POMPANO BEACH, Fla./ August 09, 2018 (STL.News)
“Jackie Gleason’s UFO House & Frank Lloyd Wright’s Schoolhouse”
In the 1950s and ‘60s, one of television’s most popular shows was the “Jackie Gleason Show,” broadcast live from Studio 50 in New York City. Jackie’s former home in the New York City suburb of Westchester County, shaped and named for the UFOs that he was sure were real, was recently for sale at $12 million.
A man of diversified interests with an Oscar for Best Supporting Actor in “The Hustler,” producer of mood music albums that stayed at the top of the charts for months, and over 40 years in radio, stage and television, there was another side to Gleason that wasn’t widely known and which he did not discuss publicly. He had a strong belief in UFOs and the paranormal. It was so strong that in addition to his salary and royalties while under contract to CBS in the mid 1950s, the studio gave him six acres of land and a house in Peekskill, New York, which he was free to design and build to his own specifications. He built a series of spaceship houses – a main house, which he called the Mother Ship, a guest house named the Scout Ship, a round storage building and two swimming pools, all of which were completed in 1959. It was part studio, part home and part party house. It was also where he housed his ever growing library on UFOs, parapsychology and the paranormal. The compound was recently for sale at $12 million.
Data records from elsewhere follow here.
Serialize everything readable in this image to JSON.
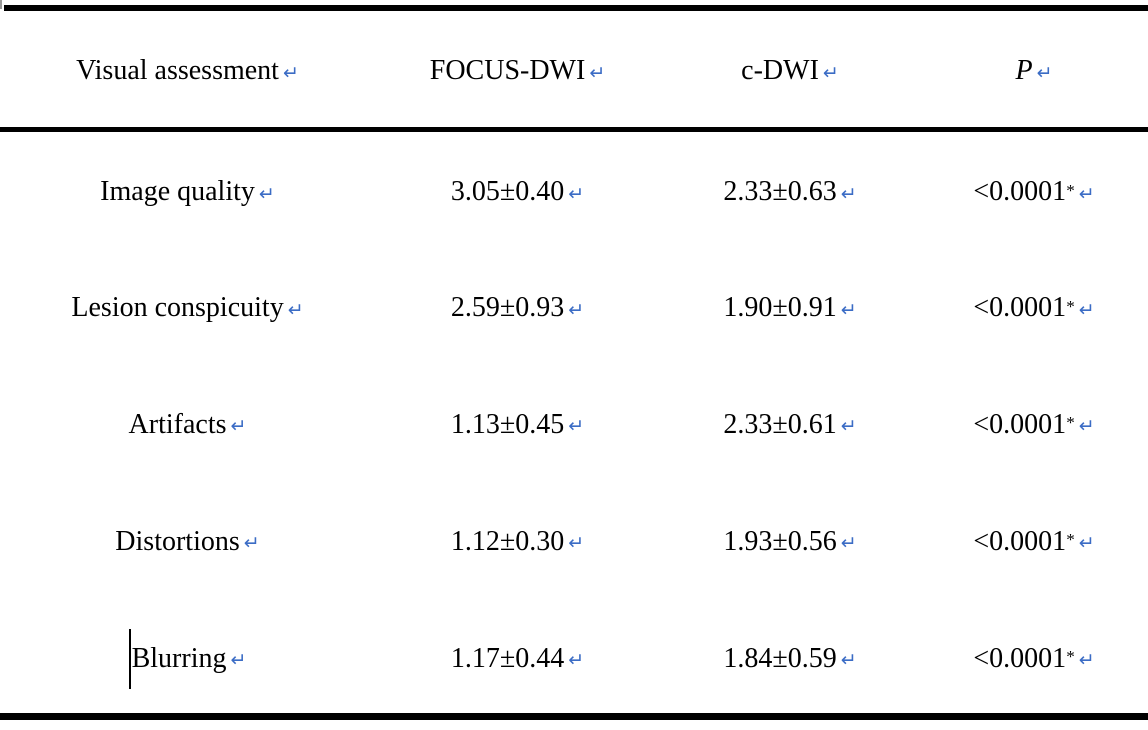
{
  "mark": {
    "glyph": "↵"
  },
  "colors": {
    "mark_blue": "#3b6cc5",
    "text": "#000000",
    "border": "#000000",
    "background": "#ffffff"
  },
  "headers": {
    "assessment": "Visual assessment",
    "focus_dwi": "FOCUS-DWI",
    "c_dwi": "c-DWI",
    "p": "P"
  },
  "rows": [
    {
      "assessment": "Image quality",
      "focus_dwi": "3.05±0.40",
      "c_dwi": "2.33±0.63",
      "p": "<0.0001",
      "p_star": "*"
    },
    {
      "assessment": "Lesion conspicuity",
      "focus_dwi": "2.59±0.93",
      "c_dwi": "1.90±0.91",
      "p": "<0.0001",
      "p_star": "*"
    },
    {
      "assessment": "Artifacts",
      "focus_dwi": "1.13±0.45",
      "c_dwi": "2.33±0.61",
      "p": "<0.0001",
      "p_star": "*"
    },
    {
      "assessment": "Distortions",
      "focus_dwi": "1.12±0.30",
      "c_dwi": "1.93±0.56",
      "p": "<0.0001",
      "p_star": "*"
    },
    {
      "assessment": "Blurring",
      "focus_dwi": "1.17±0.44",
      "c_dwi": "1.84±0.59",
      "p": "<0.0001",
      "p_star": "*"
    }
  ]
}
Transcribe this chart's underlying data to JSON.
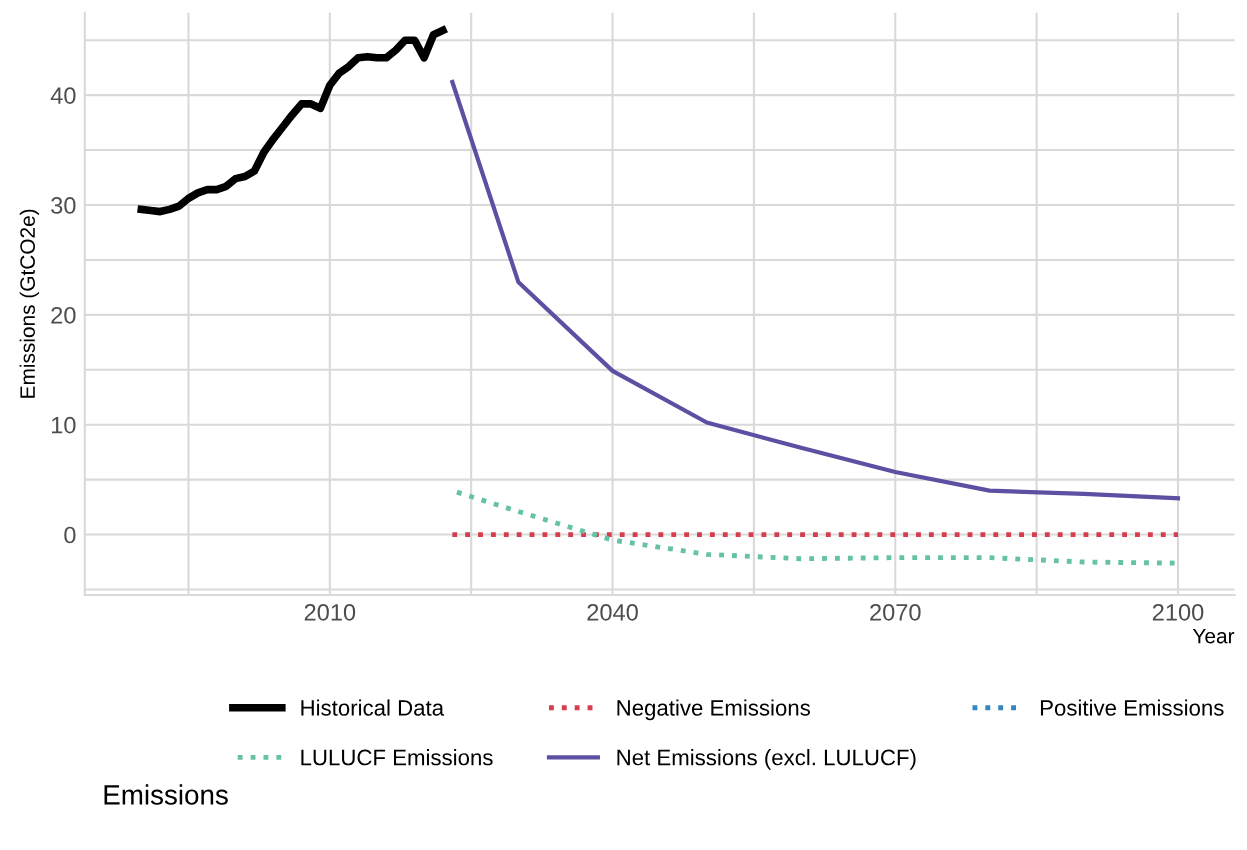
{
  "chart_data": {
    "type": "line",
    "xlabel": "Year",
    "ylabel": "Emissions (GtCO2e)",
    "legend_title": "Emissions",
    "xlim": [
      1984,
      2106
    ],
    "ylim": [
      -5.5,
      47.5
    ],
    "xticks": [
      {
        "value": 1995,
        "label": null
      },
      2010,
      {
        "value": 2025,
        "label": null
      },
      2040,
      {
        "value": 2055,
        "label": null
      },
      2070,
      {
        "value": 2085,
        "label": null
      },
      2100
    ],
    "yticks": [
      {
        "value": -5,
        "label": null
      },
      0,
      {
        "value": 5,
        "label": null
      },
      10,
      {
        "value": 15,
        "label": null
      },
      20,
      {
        "value": 25,
        "label": null
      },
      30,
      {
        "value": 35,
        "label": null
      },
      40,
      {
        "value": 45,
        "label": null
      }
    ],
    "grid": true,
    "legend": "bottom",
    "series": [
      {
        "name": "Historical Data",
        "color": "#000000",
        "line_style": "solid",
        "x": [
          1990,
          1991,
          1992,
          1993,
          1994,
          1995,
          1996,
          1997,
          1998,
          1999,
          2000,
          2001,
          2002,
          2003,
          2004,
          2005,
          2006,
          2007,
          2008,
          2009,
          2010,
          2011,
          2012,
          2013,
          2014,
          2015,
          2016,
          2017,
          2018,
          2019,
          2020,
          2021,
          2022
        ],
        "values": [
          29.6,
          29.5,
          29.4,
          29.6,
          29.9,
          30.6,
          31.1,
          31.4,
          31.4,
          31.7,
          32.4,
          32.6,
          33.1,
          34.8,
          36.0,
          37.1,
          38.2,
          39.2,
          39.2,
          38.8,
          40.9,
          42.0,
          42.6,
          43.4,
          43.5,
          43.4,
          43.4,
          44.1,
          45.0,
          45.0,
          43.4,
          45.5,
          45.9
        ]
      },
      {
        "name": "Negative Emissions",
        "color": "#d53e4f",
        "line_style": "dotted",
        "x": [
          2023,
          2100
        ],
        "values": [
          0,
          0
        ]
      },
      {
        "name": "Positive Emissions",
        "color": "#3288bd",
        "line_style": "dotted"
      },
      {
        "name": "LULUCF Emissions",
        "color": "#66c2a5",
        "line_style": "dotted",
        "x": [
          2023,
          2030,
          2040,
          2050,
          2060,
          2070,
          2080,
          2090,
          2100
        ],
        "values": [
          4.0,
          2.1,
          -0.5,
          -1.8,
          -2.2,
          -2.1,
          -2.1,
          -2.5,
          -2.6
        ]
      },
      {
        "name": "Net Emissions (excl. LULUCF)",
        "color": "#5e4fa2",
        "line_style": "solid",
        "x": [
          2023,
          2030,
          2040,
          2050,
          2060,
          2070,
          2080,
          2090,
          2100
        ],
        "values": [
          41.2,
          23.0,
          14.9,
          10.2,
          7.9,
          5.7,
          4.0,
          3.7,
          3.3
        ]
      }
    ]
  }
}
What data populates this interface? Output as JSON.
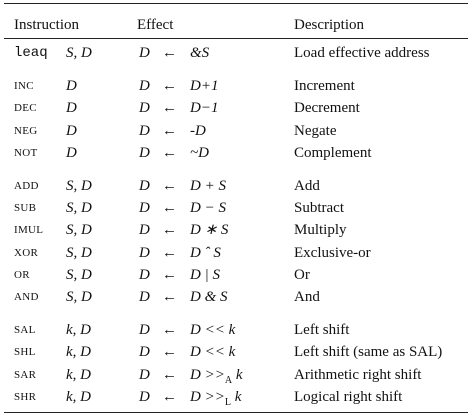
{
  "header": {
    "instruction": "Instruction",
    "effect": "Effect",
    "description": "Description"
  },
  "groups": [
    {
      "op_style": "mono",
      "rows": [
        {
          "op": "leaq",
          "operands": "S, D",
          "dest": "D",
          "arrow": "←",
          "expr": "&S",
          "desc": "Load effective address"
        }
      ]
    },
    {
      "op_style": "smallcaps",
      "rows": [
        {
          "op": "INC",
          "operands": "D",
          "dest": "D",
          "arrow": "←",
          "expr": "D+1",
          "desc": "Increment"
        },
        {
          "op": "DEC",
          "operands": "D",
          "dest": "D",
          "arrow": "←",
          "expr": "D−1",
          "desc": "Decrement"
        },
        {
          "op": "NEG",
          "operands": "D",
          "dest": "D",
          "arrow": "←",
          "expr": "-D",
          "desc": "Negate"
        },
        {
          "op": "NOT",
          "operands": "D",
          "dest": "D",
          "arrow": "←",
          "expr": "~D",
          "desc": "Complement"
        }
      ]
    },
    {
      "op_style": "smallcaps",
      "rows": [
        {
          "op": "ADD",
          "operands": "S, D",
          "dest": "D",
          "arrow": "←",
          "expr": "D + S",
          "desc": "Add"
        },
        {
          "op": "SUB",
          "operands": "S, D",
          "dest": "D",
          "arrow": "←",
          "expr": "D − S",
          "desc": "Subtract"
        },
        {
          "op": "IMUL",
          "operands": "S, D",
          "dest": "D",
          "arrow": "←",
          "expr": "D ∗ S",
          "desc": "Multiply"
        },
        {
          "op": "XOR",
          "operands": "S, D",
          "dest": "D",
          "arrow": "←",
          "expr": "D ˆ S",
          "desc": "Exclusive-or"
        },
        {
          "op": "OR",
          "operands": "S, D",
          "dest": "D",
          "arrow": "←",
          "expr": "D | S",
          "desc": "Or"
        },
        {
          "op": "AND",
          "operands": "S, D",
          "dest": "D",
          "arrow": "←",
          "expr": "D & S",
          "desc": "And"
        }
      ]
    },
    {
      "op_style": "smallcaps",
      "rows": [
        {
          "op": "SAL",
          "operands": "k, D",
          "dest": "D",
          "arrow": "←",
          "expr": "D << k",
          "desc": "Left shift"
        },
        {
          "op": "SHL",
          "operands": "k, D",
          "dest": "D",
          "arrow": "←",
          "expr": "D << k",
          "desc": "Left shift (same as SAL)"
        },
        {
          "op": "SAR",
          "operands": "k, D",
          "dest": "D",
          "arrow": "←",
          "expr": "D >>",
          "sub": "A",
          "tail": "k",
          "desc": "Arithmetic right shift"
        },
        {
          "op": "SHR",
          "operands": "k, D",
          "dest": "D",
          "arrow": "←",
          "expr": "D >>",
          "sub": "L",
          "tail": "k",
          "desc": "Logical right shift"
        }
      ]
    }
  ]
}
“Frank Lloyd Wright’s Schoolhouse”
One of Frank Lloyd Wright’s most unique designs was also a testing ground for new architectural ideas. Wright’s original preschool commissioned in 1912 as the The Cottage School and later turned residence in the Riverside bedroom community outside of Chicago is on the market for the first time in 40 years – priced at $800,000.
Designing a school was a new creative adventure for Wright. It was the first time his design theme would revolve around children, which allowed for a touch of whimsy to be included. The architecture displays Wright’s first use of the flat roof, and the first shift from the squares and rectangles in his previous art glass windows to colorful circles, representing balloons. Tiny, grouped mosaic-like pieces of glass create the impression of movement and the windows are the only time he also incorporated the American flag. Several of the original windows still exist and the others have been replaced with impeccable replicas. The Art Institute of Chicago is now home to the original triptych window that has been viewed by Wright students and aficionados around the world.
Whether referred to as The Cottage School, the Avery Coonley School or the Avery Coonley Playhouse, Wright’s design was a practical and cheerful design that was successfully repurposed into a single-family residence by his assistant. Now for sale for the first time in 40 years, the listing agent is Mike McCurry of Coldwell Banker Residential Brokerage, Chicago, Riverside, Illinois.